Olası bir İstanbul depreminde geçmişten kalan mühendislik disiplini görmemiş binaların büyük yıkımlara yol açabileceğine işaret eden Turan, "Nepal'de bir deprem oldu gördük. Allah esirgesin yarın öbür gün ne olacağı, hangi felaketin geleceği belli değil" ifadelerini kullandı.

2B arazilerinin yoğun olduğu ilçelerden Sultanbeyli adına yasa çıktığını anımsatan Turan, "Cumhurbaşkanı düzeyinde ilçenin 100 yıllık sorunu çözülmeye çalışılmaktadır. Benim bildiğim kadarıyla şu anda da çözüm aşamasına çok yakın durumda çalışmalar. O sorun çözülecek ki orada, kentsel dönüşüm için bir yatırımcı gelsin" dedi.


Turan, şöyle devam etti:

"Kentsel dönüşümün Türkiye gündemine gelmesinin asli sebebi ne? Burası deprem kuşağında bir yer. Biz ülkemizin geleceğini ve nesillerimizi gelecek bir tehlikeden korumak zorundayız. Şöyle bir noktaya geldik maalesef, bir eleştiriyse bütün herkesin, bütün paydaşların aklını başına alması lazım. Diyoruz ki 'bir felaket gelecek, kentsel dönüşüm yapmamız lazım' diyoruz. Masada oturan paydaşlar şunu konuşuyorlar, 'nasıl zenginleşiriz bu felaketten.' Bir toplum deprem gibi bir tehlikeyle karşı karşıya kalacaksa bundan nasıl zenginleşiriz diye değil, nasıl bir fedakarlık yaparız da biz kendimizi, gelecek neslimizi ve ülkemizi bu felaketten koruruz bilinciyle yaklaşması lazım. Ben kentsel dönüşümün artık daha farklı bir mantığa geçmesi gerektiği kanaatindeyim."
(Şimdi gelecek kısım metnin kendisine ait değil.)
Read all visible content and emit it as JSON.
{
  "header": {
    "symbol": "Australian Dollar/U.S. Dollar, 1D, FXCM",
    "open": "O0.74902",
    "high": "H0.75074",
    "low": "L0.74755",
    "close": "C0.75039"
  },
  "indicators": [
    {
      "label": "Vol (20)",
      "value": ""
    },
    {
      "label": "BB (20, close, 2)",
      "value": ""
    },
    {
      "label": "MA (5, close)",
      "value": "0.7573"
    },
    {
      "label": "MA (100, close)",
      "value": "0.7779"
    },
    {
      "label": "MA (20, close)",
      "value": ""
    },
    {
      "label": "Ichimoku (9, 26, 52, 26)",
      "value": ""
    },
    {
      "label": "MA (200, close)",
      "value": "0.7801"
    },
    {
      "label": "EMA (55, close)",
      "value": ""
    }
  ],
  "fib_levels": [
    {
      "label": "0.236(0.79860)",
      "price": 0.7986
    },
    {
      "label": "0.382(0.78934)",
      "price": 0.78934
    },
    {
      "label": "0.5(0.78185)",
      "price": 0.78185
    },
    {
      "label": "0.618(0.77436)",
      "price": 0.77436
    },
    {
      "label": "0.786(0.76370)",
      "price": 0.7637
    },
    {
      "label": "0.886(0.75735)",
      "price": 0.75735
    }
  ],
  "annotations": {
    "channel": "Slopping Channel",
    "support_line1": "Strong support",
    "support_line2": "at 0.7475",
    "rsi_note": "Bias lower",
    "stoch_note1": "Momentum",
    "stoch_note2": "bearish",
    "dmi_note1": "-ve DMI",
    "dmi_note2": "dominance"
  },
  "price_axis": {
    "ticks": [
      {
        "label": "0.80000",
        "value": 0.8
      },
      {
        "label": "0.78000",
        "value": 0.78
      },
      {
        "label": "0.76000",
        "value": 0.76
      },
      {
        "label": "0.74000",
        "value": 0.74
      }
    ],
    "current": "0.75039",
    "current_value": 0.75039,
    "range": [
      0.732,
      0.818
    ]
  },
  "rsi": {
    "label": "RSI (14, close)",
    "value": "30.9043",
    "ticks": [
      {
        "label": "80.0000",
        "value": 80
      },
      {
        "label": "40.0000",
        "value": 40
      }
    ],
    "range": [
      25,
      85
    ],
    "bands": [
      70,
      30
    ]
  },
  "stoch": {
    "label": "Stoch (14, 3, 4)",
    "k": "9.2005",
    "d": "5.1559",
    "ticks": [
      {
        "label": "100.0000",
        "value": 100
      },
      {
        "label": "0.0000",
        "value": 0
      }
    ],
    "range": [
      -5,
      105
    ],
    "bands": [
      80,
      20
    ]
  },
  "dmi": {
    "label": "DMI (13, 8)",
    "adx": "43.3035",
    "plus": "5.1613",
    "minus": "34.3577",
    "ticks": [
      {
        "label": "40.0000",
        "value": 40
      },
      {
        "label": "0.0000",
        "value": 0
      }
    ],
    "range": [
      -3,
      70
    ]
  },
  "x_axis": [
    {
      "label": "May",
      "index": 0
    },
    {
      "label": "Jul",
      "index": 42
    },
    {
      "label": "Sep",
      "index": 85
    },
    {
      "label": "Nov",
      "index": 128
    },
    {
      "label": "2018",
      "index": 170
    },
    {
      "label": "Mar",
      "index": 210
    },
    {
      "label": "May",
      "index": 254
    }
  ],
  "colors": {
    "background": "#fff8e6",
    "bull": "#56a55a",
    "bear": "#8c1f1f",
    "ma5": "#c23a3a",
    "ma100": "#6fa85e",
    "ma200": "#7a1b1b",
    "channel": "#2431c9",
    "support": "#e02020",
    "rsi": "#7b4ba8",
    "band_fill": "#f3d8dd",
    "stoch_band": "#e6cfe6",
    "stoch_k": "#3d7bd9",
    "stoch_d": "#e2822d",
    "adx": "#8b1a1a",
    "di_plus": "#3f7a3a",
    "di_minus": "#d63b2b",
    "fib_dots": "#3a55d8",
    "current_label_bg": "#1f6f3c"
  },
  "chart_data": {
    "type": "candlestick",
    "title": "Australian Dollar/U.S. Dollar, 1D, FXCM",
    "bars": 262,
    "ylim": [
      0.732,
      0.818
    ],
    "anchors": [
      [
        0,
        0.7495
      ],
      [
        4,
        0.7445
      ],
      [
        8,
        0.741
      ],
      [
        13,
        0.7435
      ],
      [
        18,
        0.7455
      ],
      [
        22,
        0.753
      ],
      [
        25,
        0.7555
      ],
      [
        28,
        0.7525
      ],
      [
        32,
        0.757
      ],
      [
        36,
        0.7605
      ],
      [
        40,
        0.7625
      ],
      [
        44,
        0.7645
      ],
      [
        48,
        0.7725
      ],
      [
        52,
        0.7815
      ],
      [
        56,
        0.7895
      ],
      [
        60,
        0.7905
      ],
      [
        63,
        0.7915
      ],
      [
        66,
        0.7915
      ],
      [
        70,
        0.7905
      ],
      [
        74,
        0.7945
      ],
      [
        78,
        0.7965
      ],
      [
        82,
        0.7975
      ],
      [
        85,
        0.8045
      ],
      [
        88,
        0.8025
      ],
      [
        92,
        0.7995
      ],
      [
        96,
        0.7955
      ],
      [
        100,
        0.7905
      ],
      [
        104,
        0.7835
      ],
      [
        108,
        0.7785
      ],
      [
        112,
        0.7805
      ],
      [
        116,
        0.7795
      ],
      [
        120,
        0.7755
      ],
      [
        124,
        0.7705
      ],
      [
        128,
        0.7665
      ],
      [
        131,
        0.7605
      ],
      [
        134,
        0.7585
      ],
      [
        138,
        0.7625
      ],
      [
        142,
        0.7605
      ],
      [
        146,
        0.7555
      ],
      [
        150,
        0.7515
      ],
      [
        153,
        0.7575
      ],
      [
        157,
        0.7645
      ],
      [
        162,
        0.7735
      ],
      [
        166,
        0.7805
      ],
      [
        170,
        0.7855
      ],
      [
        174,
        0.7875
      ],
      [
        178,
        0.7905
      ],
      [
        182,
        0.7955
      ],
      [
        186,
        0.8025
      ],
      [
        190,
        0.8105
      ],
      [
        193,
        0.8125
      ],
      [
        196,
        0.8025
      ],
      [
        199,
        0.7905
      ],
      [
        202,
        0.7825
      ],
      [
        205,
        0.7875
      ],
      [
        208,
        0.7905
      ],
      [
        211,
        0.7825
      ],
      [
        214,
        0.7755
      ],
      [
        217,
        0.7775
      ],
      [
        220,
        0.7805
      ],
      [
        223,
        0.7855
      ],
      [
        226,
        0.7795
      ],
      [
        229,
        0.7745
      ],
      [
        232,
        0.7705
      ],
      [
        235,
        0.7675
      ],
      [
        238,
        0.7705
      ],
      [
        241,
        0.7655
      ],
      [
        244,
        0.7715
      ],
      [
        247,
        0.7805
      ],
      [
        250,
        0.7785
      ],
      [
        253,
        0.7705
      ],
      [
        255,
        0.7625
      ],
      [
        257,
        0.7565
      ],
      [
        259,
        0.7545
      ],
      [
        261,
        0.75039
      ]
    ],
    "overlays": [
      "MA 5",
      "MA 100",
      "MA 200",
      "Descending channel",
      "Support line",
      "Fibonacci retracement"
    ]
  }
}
Yıkılan niteliksiz konutun kentsel dönüşümle yapılan yeni binada kat malikine aynı genişlikte sunulamayacağını anlatan Turan, dönüşüm için tarafların fedakar davranmaları gerektiğini anlattı. Turan şöyle konuştu:


"Bu felaketin önüne geçmek için burada bir bedel var, bunu birisinin ödemesi lazım. Kentsel dönüşümde ya vatandaş olarak ben fedakarlık edeceğim ya müteahhit fedakarlık edecek. Bunlar feda etmezse şehrin de hukukunu birilerinin koruması lazım. Bunu koruyacak olanlar da hem şehrin kültüründen gelmiş insanlar hem de kamu idarecileridir. Ben dolayısıyla bu bilincin oturması halinde kentsel dönüşümün hızlanacağını, kolaylaşacağını düşünüyorum. İnşallah bunun için de mücadele ediyoruz."


Hükümetin açıkladığı imar gelirlerinden elde edilen kazançların kentsel dönüşüme aktarılması düzenlemesinin gelecek vadettiğini belirten Turan, seçim sonrasında kentsel dönüşümde yeni bir evreye geçileceği kanaatini taşıdığını vurguladı.


TOKİ Başkanı Turan, sözlerini, "Hükümetimiz de bu konuda daha proaktif bir noktaya geçecek kanaatindeyim. Biz de bu noktada zaten aktifiz, bundan sonraki hedefimiz şu, bu yıldan itibaren ürettiğimiz konutların yüzde 40'ının kentsel dönüşüm kapsamında olmasını hedefliyoruz. Yani 50 bin konut üreteceksek bunun 15-20 bini deprem dönüşümüne odaklı olmalı" diye tamamladı.